In a secondary school writing center, my role isn’t to back out completely, but, instead, to find ways to help build the frameworks and structures that can support a blend of personal autonomy with collective responsibility to meet the needs of our program and our school, especially since our goal to help close achievement and opportunity gaps are urgent and vital. Getting students to embrace personal autonomy while building a communal ethos is an imperfect, bumpy process, but it starts with us, as authority figures, putting trust in students to make important decisions, and it continues with us encouraging students to trust one another as they work to solve problems and achieve common ends, even when the conditions aren’t perfect or everything doesn’t go according to our best laid plans. As a leader and a coach, this has also meant ensuring that my tutor leaders take the long view, which can be difficult because the “life cycle” of tutors in our institution is only one or two years. One of the ways I encourage the long view is by reminding them that our mission and our vision exist already; we don’t have to reinvent fire each time we need to light the way. At our core, we know what we believe in, and we know why we believe in it—we’ve had the conversations, we’ve done the research, and we’ve aligned each belief to action-oriented values.

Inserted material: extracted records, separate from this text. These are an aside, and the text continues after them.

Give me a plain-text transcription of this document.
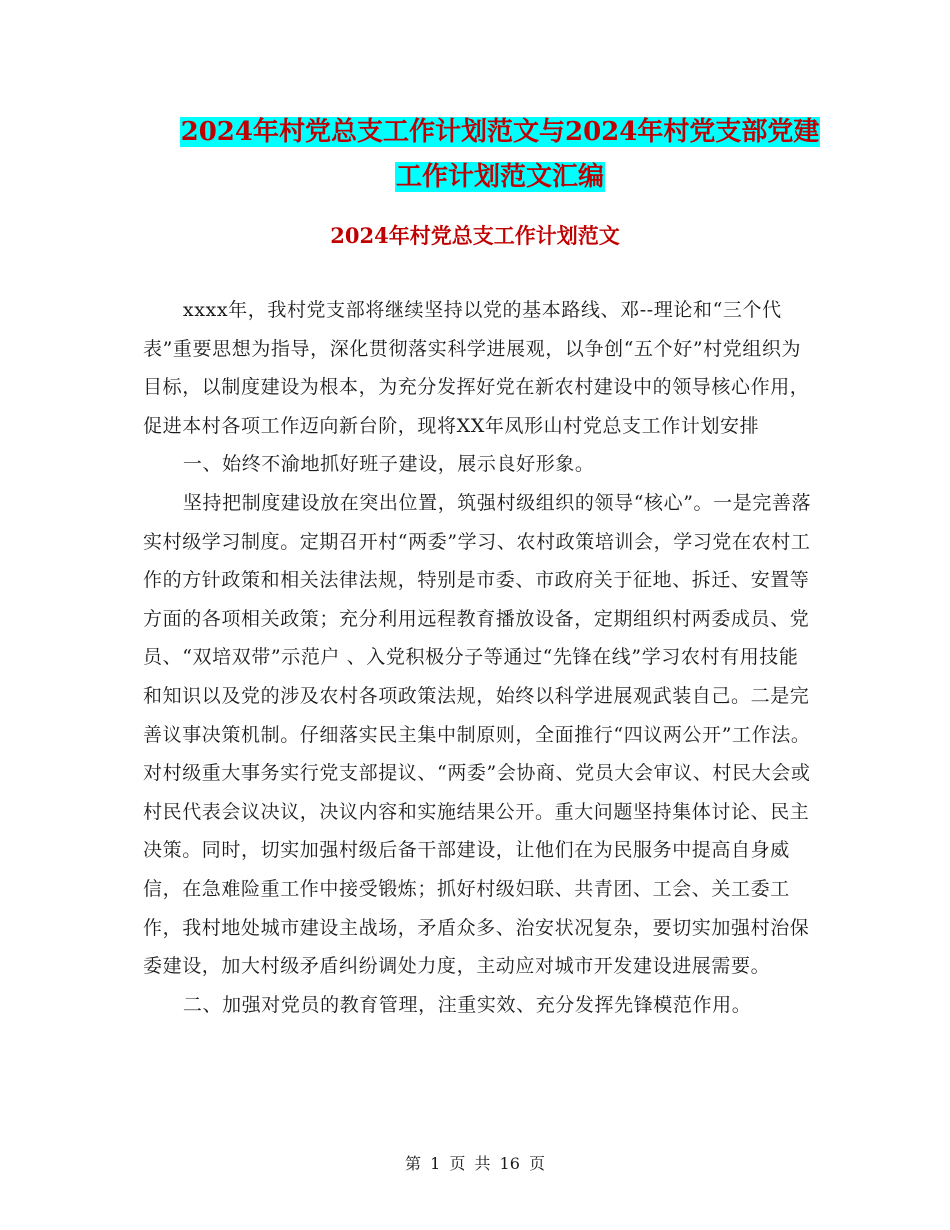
2024年村党总支工作计划范文与2024年村党支部党建
工作计划范文汇编
2024年村党总支工作计划范文

xxxx年，我村党支部将继续坚持以党的基本路线、邓--理论和“三个代表”重要思想为指导，深化贯彻落实科学进展观，以争创“五个好”村党组织为目标，以制度建设为根本，为充分发挥好党在新农村建设中的领导核心作用，促进本村各项工作迈向新台阶，现将XX年凤形山村党总支工作计划安排

一、始终不渝地抓好班子建设，展示良好形象。

坚持把制度建设放在突出位置，筑强村级组织的领导“核心”。一是完善落实村级学习制度。定期召开村“两委”学习、农村政策培训会，学习党在农村工作的方针政策和相关法律法规，特别是市委、市政府关于征地、拆迁、安置等方面的各项相关政策；充分利用远程教育播放设备，定期组织村两委成员、党员、“双培双带”示范户 、入党积极分子等通过“先锋在线”学习农村有用技能和知识以及党的涉及农村各项政策法规，始终以科学进展观武装自己。二是完善议事决策机制。仔细落实民主集中制原则，全面推行“四议两公开”工作法。对村级重大事务实行党支部提议、“两委”会协商、党员大会审议、村民大会或村民代表会议决议，决议内容和实施结果公开。重大问题坚持集体讨论、民主决策。同时，切实加强村级后备干部建设，让他们在为民服务中提高自身威信，在急难险重工作中接受锻炼；抓好村级妇联、共青团、工会、关工委工作，我村地处城市建设主战场，矛盾众多、治安状况复杂，要切实加强村治保委建设，加大村级矛盾纠纷调处力度，主动应对城市开发建设进展需要。

二、加强对党员的教育管理，注重实效、充分发挥先锋模范作用。

第 1 页 共 16 页
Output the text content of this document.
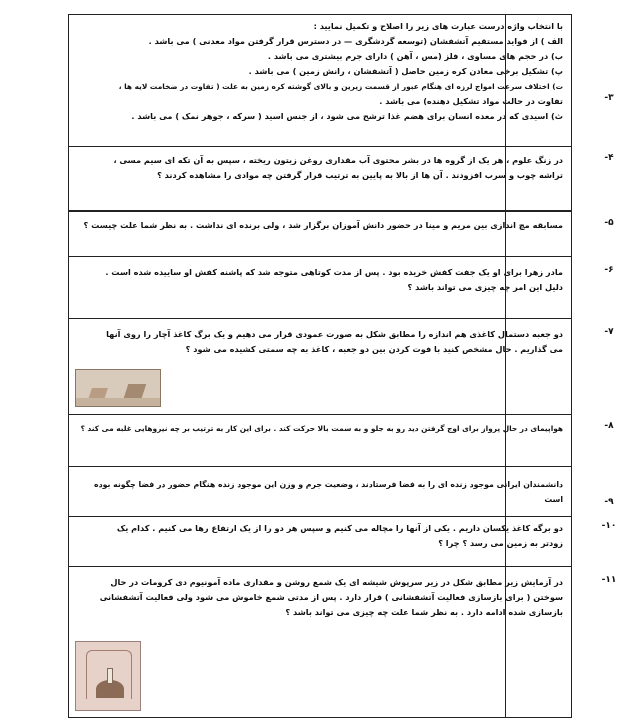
با انتخاب واژه درست عبارت های زیر را اصلاح و تکمیل نمایید :

الف ) از فواید مستقیم آتشفشان (توسعه گردشگری — در دسترس قرار گرفتن مواد معدنی ) می باشد .

ب) در حجم های مساوی ، فلز (مس ، آهن ) دارای جرم بیشتری می باشد .

پ) تشکیل برخی معادن کره زمین حاصل ( آتشفشان ، رانش زمین ) می باشد .

ت) اختلاف سرعت امواج لرزه ای هنگام عبور از قسمت زیرین و بالای گوشته کره زمین به علت ( تفاوت در ضخامت لایه ها ،

تفاوت در حالت مواد تشکیل دهنده) می باشد .

ث) اسیدی که در معده انسان برای هضم غذا ترشح می شود ، از جنس اسید ( سرکه ، جوهر نمک ) می باشد .

-۳

در زنگ علوم ، هر یک از گروه ها در بشر محتوی آب مقداری روغن زیتون ریخته ، سپس به آن تکه ای سیم مسی ،

تراشه چوب و سرب افزودند . آن ها از بالا به پایین به ترتیب قرار گرفتن چه موادی را مشاهده کردند ؟

-۴

مسابقه مچ اندازی بین مریم و مینا در حضور دانش آموزان برگزار شد ، ولی برنده ای نداشت . به نظر شما علت چیست ؟	-۵

مادر زهرا برای او یک جفت کفش خریده بود . پس از مدت کوتاهی متوجه شد که پاشنه کفش او ساییده شده است .

دلیل این امر چه چیزی می تواند باشد ؟

-۶

دو جعبه دستمال کاغذی هم اندازه را مطابق شکل به صورت عمودی قرار می دهیم و یک برگ کاغذ آچار را روی آنها

می گذاریم . حال مشخص کنید با فوت کردن بین دو جعبه ، کاغذ به چه سمتی کشیده می شود ؟

-۷

هواپیمای در حال پرواز برای اوج گرفتن دید رو به جلو و به سمت بالا حرکت کند . برای این کار به ترتیب بر چه نیروهایی غلبه می کند ؟	-۸

دانشمندان ایرانی موجود زنده ای را به فضا فرستادند ، وضعیت جرم و وزن این موجود زنده هنگام حضور در فضا چگونه بوده است	-۹

دو برگه کاغذ یکسان داریم . یکی از آنها را مچاله می کنیم و سپس هر دو را از یک ارتفاع رها می کنیم . کدام یک

زودتر به زمین می رسد ؟ چرا ؟

-۱۰

در آزمایش زیر مطابق شکل در زیر سرپوش شیشه ای یک شمع روشن و مقداری ماده آمونیوم دی کرومات در حال

سوختن ( برای بازسازی فعالیت آتشفشانی ) قرار دارد . پس از مدتی شمع خاموش می شود ولی فعالیت آتشفشانی

بازسازی شده ادامه دارد . به نظر شما علت چه چیزی می تواند باشد ؟

-۱۱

How students navigate writing center—and what their social, emotional, personal, and academic outcomes are—will certainly vary based on any number of complex factors, but, ultimately, it is incumbent upon tutors to draw a map, explore, revise the map, and explore again. Like Cochrane writes, “The process of acting as your own center of learning demands assembly and maintenance— the onus is on the learner to create an ecology.” Getting students to believe that we want them to do this work, that they can do this work, and that they don’t need to do this work alone represent the significant work of educators and leaders in student-led, student-centered spaces; trying, failing, and trying again are the significant work of students in student-led, student-centered spaces. For both parties, this means working against entrenched systems of control and surveillance that have modified behavior toward compliance with punishment and reward.
This is hard work, but it’s the right work.